Лучше меня, обстоятельнее и убедительно о том, к чему стремился и чему посвятил своё творчество и всю свою жизнь Апостол России, - написала в XX веке академик, нейрофизиолог и хирург Н.П. Бехтерева. Завершаю свою работу очень полезным для любого читателя отрывком из её наблюдений и выводов:
«В любом обществе существовали и существуют группы людей, агрессивные потенции которых превышают необходимые любому индивидууму положительные возможности для реализации его честолюбивых замыслов, нередко полезных обществу. Эти люди, как бы в связи со своей генетической предопределённостью, ломают стереотипы в бытовом, групповом, общественном или даже глобальном масштабе. Их действия должно ограничивать и корригировать общество – если общество здорово само, если большая его часть прочно базируется на фундаменте нравственных норм.

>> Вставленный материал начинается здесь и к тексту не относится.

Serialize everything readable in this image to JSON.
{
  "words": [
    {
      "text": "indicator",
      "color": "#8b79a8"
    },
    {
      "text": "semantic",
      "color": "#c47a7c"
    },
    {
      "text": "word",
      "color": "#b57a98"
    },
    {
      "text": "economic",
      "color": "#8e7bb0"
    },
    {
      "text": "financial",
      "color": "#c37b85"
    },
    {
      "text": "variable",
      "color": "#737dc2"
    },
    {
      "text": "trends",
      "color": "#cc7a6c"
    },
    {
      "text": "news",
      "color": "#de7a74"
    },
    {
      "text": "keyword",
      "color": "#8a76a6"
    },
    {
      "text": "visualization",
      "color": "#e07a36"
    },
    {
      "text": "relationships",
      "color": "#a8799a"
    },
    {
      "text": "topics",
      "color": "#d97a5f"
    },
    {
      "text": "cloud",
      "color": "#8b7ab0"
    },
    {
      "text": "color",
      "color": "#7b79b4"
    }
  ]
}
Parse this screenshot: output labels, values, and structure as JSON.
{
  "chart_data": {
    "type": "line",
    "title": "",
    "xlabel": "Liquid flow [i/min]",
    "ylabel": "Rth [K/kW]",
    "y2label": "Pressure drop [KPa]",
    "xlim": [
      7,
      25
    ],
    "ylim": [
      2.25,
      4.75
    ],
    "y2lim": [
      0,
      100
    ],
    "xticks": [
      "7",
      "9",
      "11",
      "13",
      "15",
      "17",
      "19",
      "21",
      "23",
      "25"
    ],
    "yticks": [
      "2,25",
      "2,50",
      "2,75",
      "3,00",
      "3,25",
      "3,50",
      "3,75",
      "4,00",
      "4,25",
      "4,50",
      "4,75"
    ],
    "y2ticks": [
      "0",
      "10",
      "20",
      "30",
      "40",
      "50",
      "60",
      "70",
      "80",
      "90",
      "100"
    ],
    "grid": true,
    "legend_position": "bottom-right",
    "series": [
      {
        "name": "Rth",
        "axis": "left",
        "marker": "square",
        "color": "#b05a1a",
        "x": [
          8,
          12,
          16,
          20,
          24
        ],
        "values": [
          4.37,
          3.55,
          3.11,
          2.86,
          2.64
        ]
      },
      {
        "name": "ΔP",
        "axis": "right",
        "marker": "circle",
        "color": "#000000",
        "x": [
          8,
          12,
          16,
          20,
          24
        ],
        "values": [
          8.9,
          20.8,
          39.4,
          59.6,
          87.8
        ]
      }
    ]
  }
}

Формирование основных нравственных стереотипов является первым и основным базисом создания здорового общества.
Однако – и это важно подчеркнуть, - создавая базисные нравственные стереотипы, исключительно важно не просто сохранить, но и развить способность творчества, основной драгоценности мозга человека. Если стереотипы служат прежде всего стабилизации и сохранению индивидуумов и общества, творческие способности человека, выполняя те же задачи, одновременно являются естественным и единственным залогом развития и процветания нашей планеты. Именно творческие способности вместе со стереотипными базисными формируют противостояние человека разрушающей среде.
В годы, когда в России перестали работать и божеские, и человеческие законы, державшие российское общество, те, которые прививались людям столетиями,- в адаптации детей к совершенно другому миру помогли директора и воспитатели детских домов. Н.П. Бехтерева – в Ленинграде, я со своими сверстниками – в городе Мары в Туркмении. В наш детский дом эвакуированных детей из Ленинграда в августе 1941 года привезли: В.А. Аврицевич, Г.В. Кобзева; из Киева – Бронислава Семёновна; из Новочеркасска – Акоп Никитович и Сусанна Ивановна. Они сберегли детство и юность детей рождения 1930-х…
Нерукотворному памятнику – Разуму и Сердцу России - 220 лет.